So for starters, while the GPU primarily makes use of Intel's 7nm EUV process node but Intel will also be producing some Xe-HPC compute dies through external fabs (such as TSMC), There are other tiles that are essential for the Ponte Vecchio GPU to work and those are fabricated on TSMC's 7nm process node.
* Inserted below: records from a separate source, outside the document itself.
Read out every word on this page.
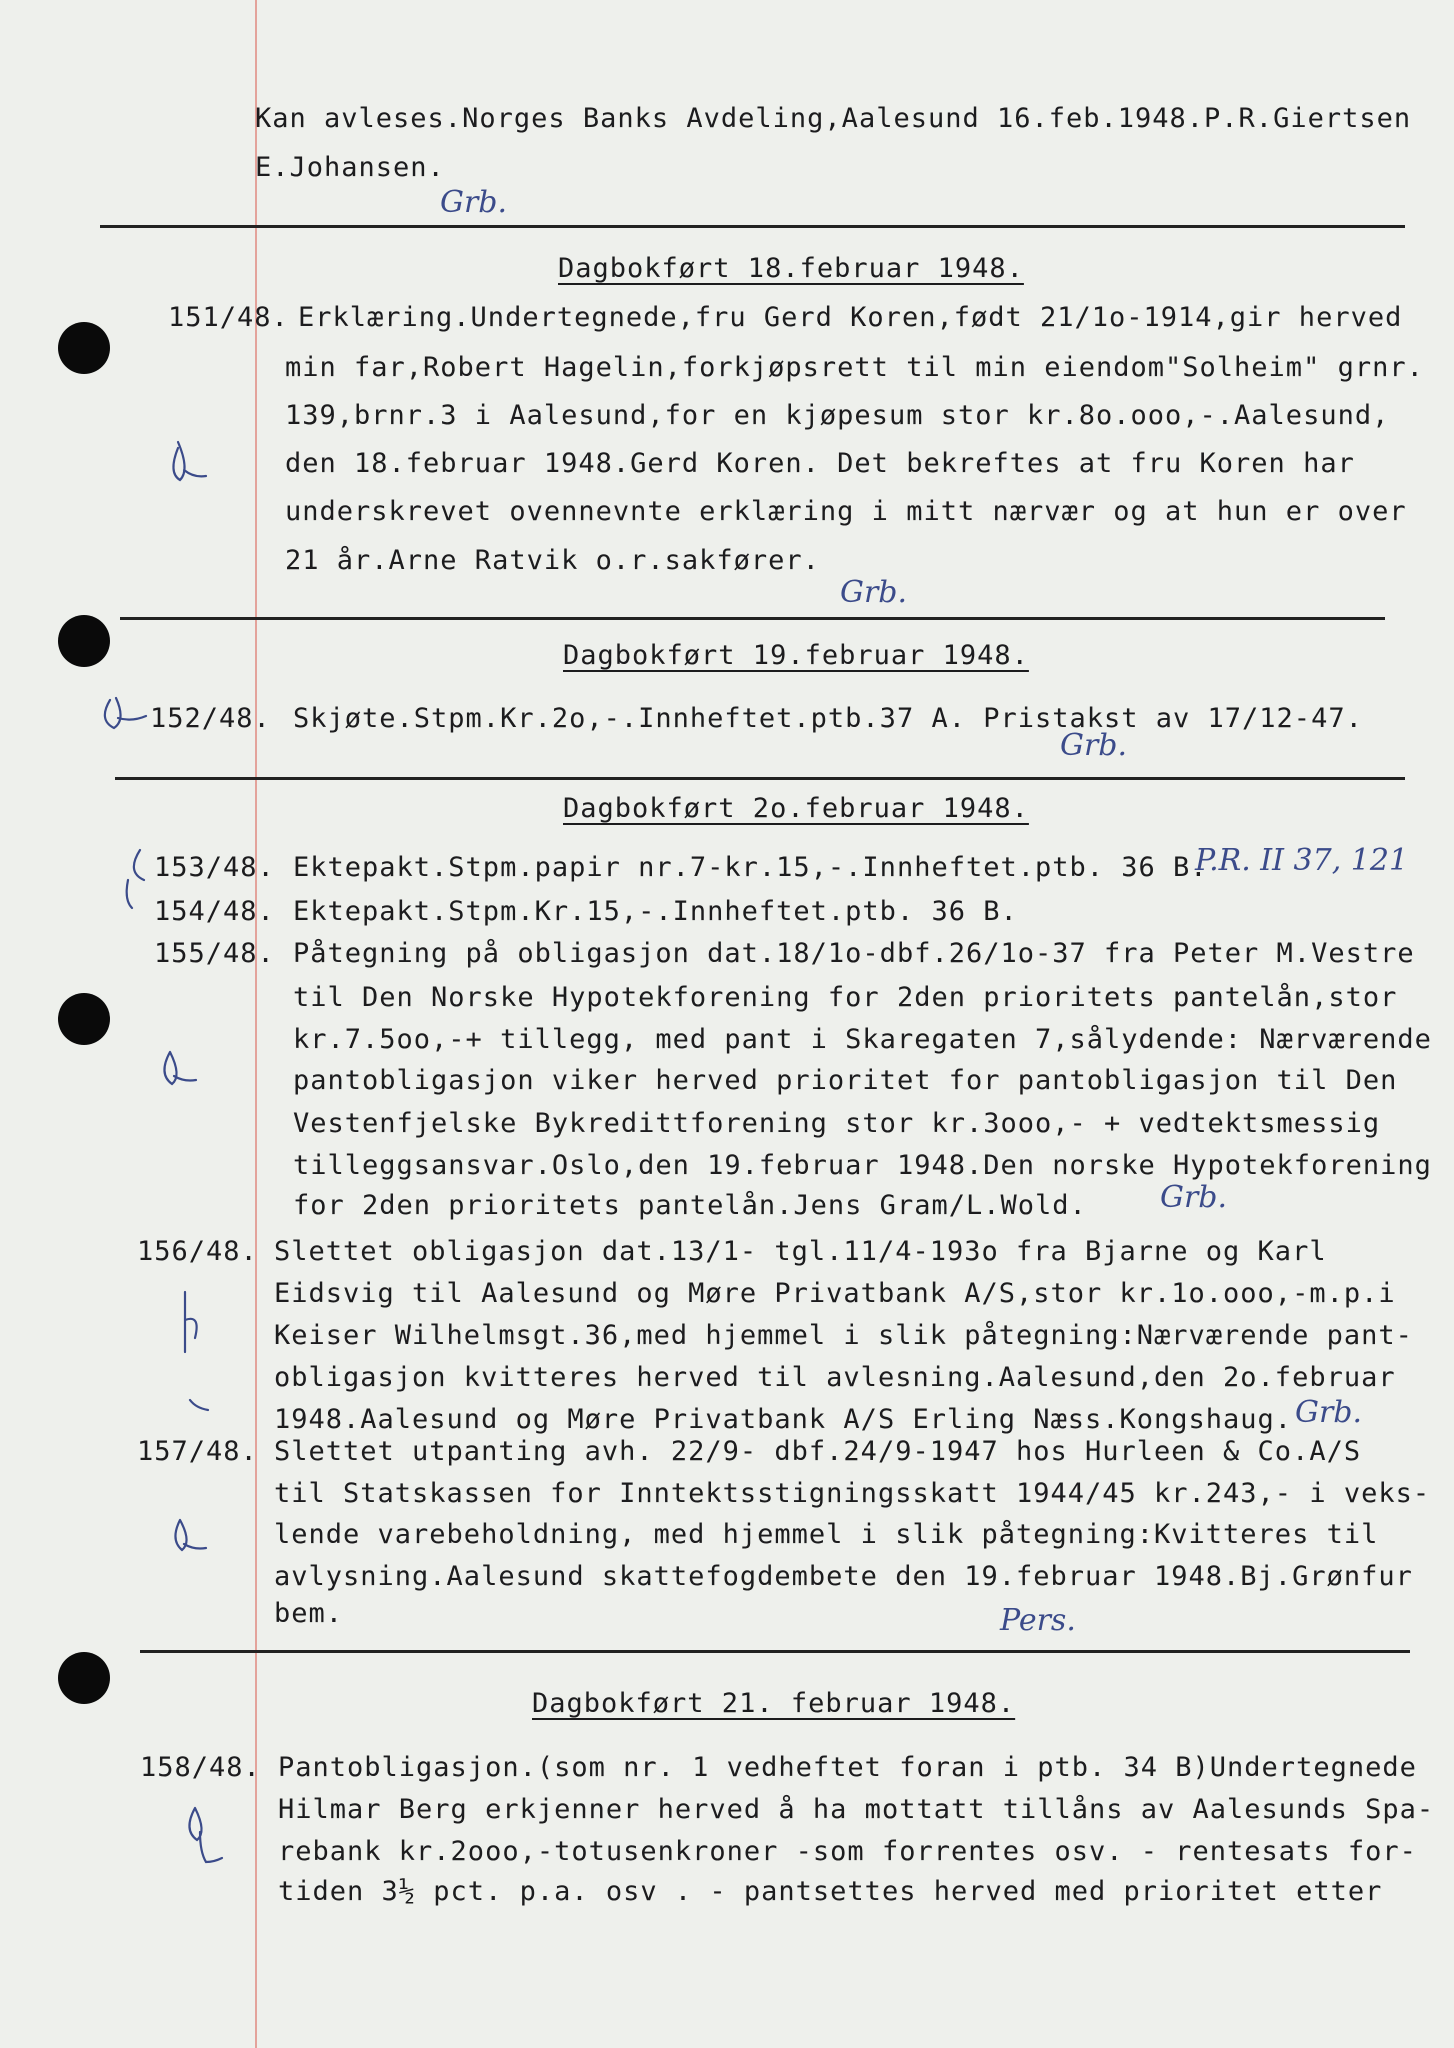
Kan avleses.Norges Banks Avdeling,Aalesund 16.feb.1948.P.R.Giertsen
E.Johansen.
Grb.
Dagbokført 18.februar 1948.
151/48. Erklæring.Undertegnede,fru Gerd Koren,født 21/1o-1914,gir herved
min far,Robert Hagelin,forkjøpsrett til min eiendom"Solheim" grnr.
139,brnr.3 i Aalesund,for en kjøpesum stor kr.8o.ooo,-.Aalesund,
den 18.februar 1948.Gerd Koren. Det bekreftes at fru Koren har
underskrevet ovennevnte erklæring i mitt nærvær og at hun er over
21 år.Arne Ratvik o.r.sakfører.
Grb.
Dagbokført 19.februar 1948.
152/48. Skjøte.Stpm.Kr.2o,-.Innheftet.ptb.37 A. Pristakst av 17/12-47.
Grb.
Dagbokført 2o.februar 1948.
153/48. Ektepakt.Stpm.papir nr.7-kr.15,-.Innheftet.ptb. 36 B.
P.R. II 37, 121
154/48. Ektepakt.Stpm.Kr.15,-.Innheftet.ptb. 36 B.
155/48. Påtegning på obligasjon dat.18/1o-dbf.26/1o-37 fra Peter M.Vestre
til Den Norske Hypotekforening for 2den prioritets pantelån,stor
kr.7.5oo,-+ tillegg, med pant i Skaregaten 7,sålydende: Nærværende
pantobligasjon viker herved prioritet for pantobligasjon til Den
Vestenfjelske Bykredittforening stor kr.3ooo,- + vedtektsmessig
tilleggsansvar.Oslo,den 19.februar 1948.Den norske Hypotekforening
for 2den prioritets pantelån.Jens Gram/L.Wold. Grb.
156/48. Slettet obligasjon dat.13/1- tgl.11/4-193o fra Bjarne og Karl
Eidsvig til Aalesund og Møre Privatbank A/S,stor kr.1o.ooo,-m.p.i
Keiser Wilhelmsgt.36,med hjemmel i slik påtegning:Nærværende pant-
obligasjon kvitteres herved til avlesning.Aalesund,den 2o.februar
1948.Aalesund og Møre Privatbank A/S Erling Næss.Kongshaug. Grb.
157/48. Slettet utpanting avh. 22/9- dbf.24/9-1947 hos Hurleen & Co.A/S
til Statskassen for Inntektsstigningsskatt 1944/45 kr.243,- i veks-
lende varebeholdning, med hjemmel i slik påtegning:Kvitteres til
avlysning.Aalesund skattefogdembete den 19.februar 1948.Bj.Grønfur
bem.	Pers.
Dagbokført 21. februar 1948.
158/48. Pantobligasjon.(som nr. 1 vedheftet foran i ptb. 34 B)Undertegnede
Hilmar Berg erkjenner herved å ha mottatt tillåns av Aalesunds Spa-
rebank kr.2ooo,-totusenkroner -som forrentes osv. - rentesats for-
tiden 3½ pct. p.a. osv . - pantsettes herved med prioritet etter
We cannot confirm yet if Intel will be leveraging TSMC's standard 7nm or 7nm+ EUV process node but it is likely that Intel could go the more standard route since the Xe Link I/O tile that will be using TSMC's process can do the job while being based on the non-EUV 7nm process.
Raja teased that there are 7 advanced technologies at play here, and by our calculation, these would be:
- Intel 7nm
- TSMC 7nm
- Foveros 3D Packaging
- 10nm Enhanced Super Fin
- Rambo Cache
Following is how Intel gets to 47 tiles on the Ponte Vecchio chip:
- 16 Xe HPC (internal/external)
- 8 Rambo (internal)
- 2 Xe Base (internal)
- 11 EMIB (internal)
- 2 Xe Link (external)
- 8 HBM (external)
The Ponte Vecchio chip is actually composed of two separate GPU dies, each consisting of six Xe-HPC Compute units. A pair of these Compute Units are directly attached to a Rambo Cache which utilizes the Intel 10nm Enhanced SuperFin process node. Each GPU block is also attached to four HBM2 stacks which could either be 4-hi or 8-hi. There are eight HBM2 stacks in total that will offer multi-GBs of memory capacity with loads of bandwidth. There are also 8 passive die stiffeners on each GPU. The main GPU makes use of Foveros 3D packaging to connect the GPU compute units with the cache while the EMIB interconnects the HBM2 and Xe Link I/O tile with the main GPU. The GPU also makes use of 11 EMIB dies that are featured underneath the HBM2 and I/O link chips.
In general, Forveros offers inter-GPU connectivity (GPU + Cache) within the same tiles while EMIB offers connectivity for off-die tiles (HBM2 with GPU). This all cumulates to form the Ponte Vecchio Xe-HPC GPU which is composed of over 100 Billion transistors. An interesting lego block diagram was posted by Raja Koduri which shows the various blocks/tiles of the Ponte Vecchio GPU but we also have the more detailed block diagram posted above which provides you an exact illustration of what each tile is.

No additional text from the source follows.